The majority of the town congregated in the local tavern after sunset. The placed had become a real asset to Graydon; minds were much easier to manipulate when plied with ale. He had come straight here upon receiving the confirmation he had so sorely desired, while sending him men to gather as many of the townsfolk as possible.

“Good townsfolk of Grom,” he shouted over the noise of the crown, “I stand before you because I have come to love this town in the short time I have been here, and I cannot allow the cursed Priory to bring harm to you good people.”

The crowd began to quiet, eager to hear what he had to say, but a few dissenters spoke up, voicing their concerns over the archangel protecting the monastery or denouncing the thought of the Priory harming anyone. His men quickly and quietly took care of anyone who would impede his progress; it was difficult to notice someone being knifed in the back in such a large crowd.

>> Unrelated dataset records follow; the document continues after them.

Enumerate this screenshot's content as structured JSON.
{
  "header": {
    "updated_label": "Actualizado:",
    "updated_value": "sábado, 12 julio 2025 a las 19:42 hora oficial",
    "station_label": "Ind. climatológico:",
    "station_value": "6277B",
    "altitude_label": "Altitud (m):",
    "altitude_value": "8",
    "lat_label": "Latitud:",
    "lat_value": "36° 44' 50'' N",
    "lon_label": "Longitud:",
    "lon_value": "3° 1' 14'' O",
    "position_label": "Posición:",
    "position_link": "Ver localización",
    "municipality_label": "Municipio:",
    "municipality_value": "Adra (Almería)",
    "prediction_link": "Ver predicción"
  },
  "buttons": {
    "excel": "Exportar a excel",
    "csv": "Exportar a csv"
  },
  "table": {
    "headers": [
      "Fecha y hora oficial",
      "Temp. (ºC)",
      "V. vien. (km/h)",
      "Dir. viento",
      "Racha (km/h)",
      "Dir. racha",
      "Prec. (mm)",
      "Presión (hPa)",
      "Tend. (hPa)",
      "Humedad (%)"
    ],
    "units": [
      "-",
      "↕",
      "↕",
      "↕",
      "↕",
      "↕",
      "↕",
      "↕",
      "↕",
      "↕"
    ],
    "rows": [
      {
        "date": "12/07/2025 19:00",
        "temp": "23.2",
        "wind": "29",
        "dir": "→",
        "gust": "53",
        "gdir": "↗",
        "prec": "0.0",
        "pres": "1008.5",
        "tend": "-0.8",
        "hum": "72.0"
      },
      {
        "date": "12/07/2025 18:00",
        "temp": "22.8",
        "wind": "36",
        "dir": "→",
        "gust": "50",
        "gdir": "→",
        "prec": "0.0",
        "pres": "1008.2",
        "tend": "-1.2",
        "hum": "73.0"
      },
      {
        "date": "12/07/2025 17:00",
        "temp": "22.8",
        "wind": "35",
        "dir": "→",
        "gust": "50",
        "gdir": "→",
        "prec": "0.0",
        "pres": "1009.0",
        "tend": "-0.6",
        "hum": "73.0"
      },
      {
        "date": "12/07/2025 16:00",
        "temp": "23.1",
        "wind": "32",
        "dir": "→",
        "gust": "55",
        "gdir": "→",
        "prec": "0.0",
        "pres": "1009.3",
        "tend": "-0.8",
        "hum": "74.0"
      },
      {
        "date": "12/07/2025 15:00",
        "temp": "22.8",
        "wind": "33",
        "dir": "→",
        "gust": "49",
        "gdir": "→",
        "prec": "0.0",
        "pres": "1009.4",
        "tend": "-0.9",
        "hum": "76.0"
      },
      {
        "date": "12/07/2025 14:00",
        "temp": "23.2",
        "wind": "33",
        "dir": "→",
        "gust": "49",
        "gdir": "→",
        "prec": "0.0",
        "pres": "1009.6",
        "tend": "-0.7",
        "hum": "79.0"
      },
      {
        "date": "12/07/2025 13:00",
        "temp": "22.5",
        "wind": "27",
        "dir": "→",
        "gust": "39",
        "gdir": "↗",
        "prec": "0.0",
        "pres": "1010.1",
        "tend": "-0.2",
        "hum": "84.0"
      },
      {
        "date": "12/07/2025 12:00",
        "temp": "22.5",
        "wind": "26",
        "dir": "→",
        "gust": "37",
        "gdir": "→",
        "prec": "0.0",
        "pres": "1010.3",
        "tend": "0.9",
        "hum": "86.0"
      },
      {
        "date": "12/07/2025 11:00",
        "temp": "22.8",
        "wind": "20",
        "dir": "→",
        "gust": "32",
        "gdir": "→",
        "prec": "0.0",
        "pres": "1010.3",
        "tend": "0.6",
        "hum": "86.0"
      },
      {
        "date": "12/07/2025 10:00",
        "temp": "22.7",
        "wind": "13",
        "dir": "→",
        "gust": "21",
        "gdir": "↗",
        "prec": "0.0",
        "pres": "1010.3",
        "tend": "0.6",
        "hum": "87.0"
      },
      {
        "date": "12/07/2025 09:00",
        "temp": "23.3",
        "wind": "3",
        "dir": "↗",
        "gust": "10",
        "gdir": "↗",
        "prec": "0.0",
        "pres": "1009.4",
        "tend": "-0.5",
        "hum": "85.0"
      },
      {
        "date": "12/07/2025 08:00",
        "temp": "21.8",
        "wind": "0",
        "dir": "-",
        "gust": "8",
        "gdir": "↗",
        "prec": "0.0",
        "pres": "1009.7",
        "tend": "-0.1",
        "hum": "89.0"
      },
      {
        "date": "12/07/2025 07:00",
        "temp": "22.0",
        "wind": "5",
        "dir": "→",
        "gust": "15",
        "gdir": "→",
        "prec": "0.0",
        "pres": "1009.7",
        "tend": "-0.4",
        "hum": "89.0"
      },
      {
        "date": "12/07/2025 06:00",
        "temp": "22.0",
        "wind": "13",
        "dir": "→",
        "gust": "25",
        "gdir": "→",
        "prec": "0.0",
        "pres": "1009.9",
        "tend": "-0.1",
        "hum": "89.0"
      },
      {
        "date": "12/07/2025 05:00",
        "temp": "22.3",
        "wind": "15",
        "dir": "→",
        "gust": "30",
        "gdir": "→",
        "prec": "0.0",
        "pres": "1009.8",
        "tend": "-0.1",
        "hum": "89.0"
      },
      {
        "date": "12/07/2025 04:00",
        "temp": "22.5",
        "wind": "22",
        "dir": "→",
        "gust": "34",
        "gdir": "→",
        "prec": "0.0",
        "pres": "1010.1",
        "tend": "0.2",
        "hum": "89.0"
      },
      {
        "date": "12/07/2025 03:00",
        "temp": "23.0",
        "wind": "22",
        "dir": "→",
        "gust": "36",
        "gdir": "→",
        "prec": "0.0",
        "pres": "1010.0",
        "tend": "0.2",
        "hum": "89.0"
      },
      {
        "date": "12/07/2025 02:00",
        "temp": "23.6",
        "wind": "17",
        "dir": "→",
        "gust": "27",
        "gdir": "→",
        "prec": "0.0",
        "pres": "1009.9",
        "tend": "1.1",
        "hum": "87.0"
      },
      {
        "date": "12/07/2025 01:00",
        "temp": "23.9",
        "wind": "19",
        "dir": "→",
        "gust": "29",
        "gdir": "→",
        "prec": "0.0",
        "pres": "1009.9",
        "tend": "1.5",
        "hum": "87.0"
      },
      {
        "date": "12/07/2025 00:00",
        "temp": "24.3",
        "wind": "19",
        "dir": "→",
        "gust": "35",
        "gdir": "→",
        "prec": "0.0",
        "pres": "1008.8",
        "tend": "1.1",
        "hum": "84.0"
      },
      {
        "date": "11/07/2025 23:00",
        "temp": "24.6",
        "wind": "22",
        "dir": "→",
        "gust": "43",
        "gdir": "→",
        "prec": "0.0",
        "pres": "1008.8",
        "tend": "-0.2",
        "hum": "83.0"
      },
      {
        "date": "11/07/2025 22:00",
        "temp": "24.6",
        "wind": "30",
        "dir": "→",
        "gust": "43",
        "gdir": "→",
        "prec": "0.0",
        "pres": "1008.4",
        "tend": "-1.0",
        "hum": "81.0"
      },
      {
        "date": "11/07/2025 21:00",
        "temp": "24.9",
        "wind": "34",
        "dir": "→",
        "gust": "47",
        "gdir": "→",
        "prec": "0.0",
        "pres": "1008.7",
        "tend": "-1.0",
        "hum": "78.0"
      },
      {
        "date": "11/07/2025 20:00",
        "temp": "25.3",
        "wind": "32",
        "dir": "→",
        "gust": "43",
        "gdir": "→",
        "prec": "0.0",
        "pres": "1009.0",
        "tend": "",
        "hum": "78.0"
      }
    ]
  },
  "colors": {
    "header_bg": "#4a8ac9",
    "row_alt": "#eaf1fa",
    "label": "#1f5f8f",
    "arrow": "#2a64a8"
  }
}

“I have just received confirmation of what we all feared; the Priory is indeed harbouring a foul demon,” he placed his hand on the shoulder of the man standing next to him, the young monk Marcus, “this brave man has come forward, and confessed his sins to me. The Priory has indeed been harbouring a demon within its walls for many years,” cries of outrage erupted within the tavern, “what’s more, other evil creatures have joined the demon; an ape like mockery of mankind, a brown skinned woman with the white hair of a witch and a false knight with fiery eyes. Together they surely plan to attack fine Grom and take your children like they tried to take Inan’s.”

He smiled inwardly as the mob erupted into cries of panic and fury, “Come friends, let us march to the monastery and raze the cursed place to the ground!”

Marcus’ eyes widened in horror and he grabbed Creed by the arm, “No! You promised you would only take the demon and the outsiders,”

Graydon’s calloused knuckles connected with the monk’s nose, knocking him to the ground in a bloodied mess.

“Demon or not your kind are going to burn either way, be thankful you’re not sharing their fate,” he spat upon the monk and led the mob out on a mission of destruction.